Ksiądz od "kabla od prodiża" chciał założyć przedszkole. Kuria tłumaczy
W ubiegłym tygodniu redakcja Wirtualnej Polski otrzymała zgłoszenie od czytelnika, który wyraził zaniepokojenie zaangażowaniem w proces otwarcia przedszkola katolickiego w Jeruzalu (woj. łódzkie) ówczesnego proboszcza tamtejszej parafii – ks. Dariusza Drzewieckiego. Tego samego człowieka, który w 2021 roku zasłynął kontrowersyjnym cytatem o przywracaniu młodzieży "ustawień fabrycznych" kablem od prodiża.
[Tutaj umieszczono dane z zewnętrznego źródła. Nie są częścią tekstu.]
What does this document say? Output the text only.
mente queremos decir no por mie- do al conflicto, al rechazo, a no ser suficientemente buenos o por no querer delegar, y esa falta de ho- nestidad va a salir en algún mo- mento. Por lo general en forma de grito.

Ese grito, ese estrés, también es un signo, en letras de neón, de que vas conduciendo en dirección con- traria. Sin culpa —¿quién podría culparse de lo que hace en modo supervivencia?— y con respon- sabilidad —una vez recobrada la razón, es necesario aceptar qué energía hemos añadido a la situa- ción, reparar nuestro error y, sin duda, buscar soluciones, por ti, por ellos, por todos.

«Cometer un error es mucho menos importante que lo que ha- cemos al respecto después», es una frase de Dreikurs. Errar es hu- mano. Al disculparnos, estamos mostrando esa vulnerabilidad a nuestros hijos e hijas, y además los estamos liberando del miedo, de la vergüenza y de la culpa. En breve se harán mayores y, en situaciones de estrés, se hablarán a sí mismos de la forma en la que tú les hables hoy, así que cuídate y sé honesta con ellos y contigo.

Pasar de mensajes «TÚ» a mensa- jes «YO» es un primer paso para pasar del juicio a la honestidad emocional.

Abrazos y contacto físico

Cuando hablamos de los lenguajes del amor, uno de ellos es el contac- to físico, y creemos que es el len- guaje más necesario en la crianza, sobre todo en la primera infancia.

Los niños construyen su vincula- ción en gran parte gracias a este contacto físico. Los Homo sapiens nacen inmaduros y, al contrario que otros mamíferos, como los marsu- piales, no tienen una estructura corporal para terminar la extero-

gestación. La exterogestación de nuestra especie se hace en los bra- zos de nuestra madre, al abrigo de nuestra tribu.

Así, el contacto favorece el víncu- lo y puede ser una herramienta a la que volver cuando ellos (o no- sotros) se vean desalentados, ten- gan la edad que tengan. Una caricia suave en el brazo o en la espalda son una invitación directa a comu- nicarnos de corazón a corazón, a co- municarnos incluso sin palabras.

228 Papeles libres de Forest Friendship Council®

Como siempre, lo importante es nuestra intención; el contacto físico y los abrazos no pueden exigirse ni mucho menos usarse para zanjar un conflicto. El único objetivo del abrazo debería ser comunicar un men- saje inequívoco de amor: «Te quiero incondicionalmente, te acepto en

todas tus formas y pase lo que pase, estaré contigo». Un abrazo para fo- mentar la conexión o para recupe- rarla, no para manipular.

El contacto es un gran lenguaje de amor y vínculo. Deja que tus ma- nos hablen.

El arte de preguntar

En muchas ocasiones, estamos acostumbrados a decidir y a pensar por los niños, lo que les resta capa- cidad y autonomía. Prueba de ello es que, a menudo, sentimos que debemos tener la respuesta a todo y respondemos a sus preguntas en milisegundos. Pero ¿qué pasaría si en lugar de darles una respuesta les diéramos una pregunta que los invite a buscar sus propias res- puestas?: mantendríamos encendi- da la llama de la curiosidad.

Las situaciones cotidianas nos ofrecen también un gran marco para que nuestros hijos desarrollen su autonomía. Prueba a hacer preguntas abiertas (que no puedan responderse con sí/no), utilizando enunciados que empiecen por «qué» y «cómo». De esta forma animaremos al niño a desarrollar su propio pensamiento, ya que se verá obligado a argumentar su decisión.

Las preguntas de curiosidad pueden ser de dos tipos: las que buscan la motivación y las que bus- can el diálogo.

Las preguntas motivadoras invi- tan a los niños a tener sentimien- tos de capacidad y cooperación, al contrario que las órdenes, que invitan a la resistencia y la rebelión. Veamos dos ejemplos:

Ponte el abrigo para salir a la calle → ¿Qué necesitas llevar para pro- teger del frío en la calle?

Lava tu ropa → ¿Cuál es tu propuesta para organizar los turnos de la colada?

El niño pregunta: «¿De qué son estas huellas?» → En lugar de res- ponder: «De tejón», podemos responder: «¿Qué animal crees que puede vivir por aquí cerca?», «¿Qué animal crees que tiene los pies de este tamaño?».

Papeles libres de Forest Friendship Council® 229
W lutym 2021 roku ks. Dariusz Drzewiecki, pełniący wtedy jeszcze funkcję administratora parafii Podwyższenia Krzyża Świętego w Jeruzalu, opublikował na Facebooku zdjęcie kabla od prodiża z sugestią skierowaną do rodziców dzieci biorących udział w strajkach kobiet, że przy jego użyciu mogą "przywrócić ustawienia fabryczne".
Wpis odbił się szerokim echem w mediach, a wiele osób stwierdziło, że jest przekroczeniem pewnych granic. Sam ksiądz wpis usunął i tłumaczył, że był to rodzaj czarnego humoru. Na stronie kurii opublikowano też jego oświadczenie, w którym przekazał, że wpis "nie był kierowany intencją nawoływania do popełnienia przestępstwa względem młodzieży. Publikacja okazała się jednak wielce niestosowna i nieprzemyślana, a jej skutki niewspółmierne do zamiarów".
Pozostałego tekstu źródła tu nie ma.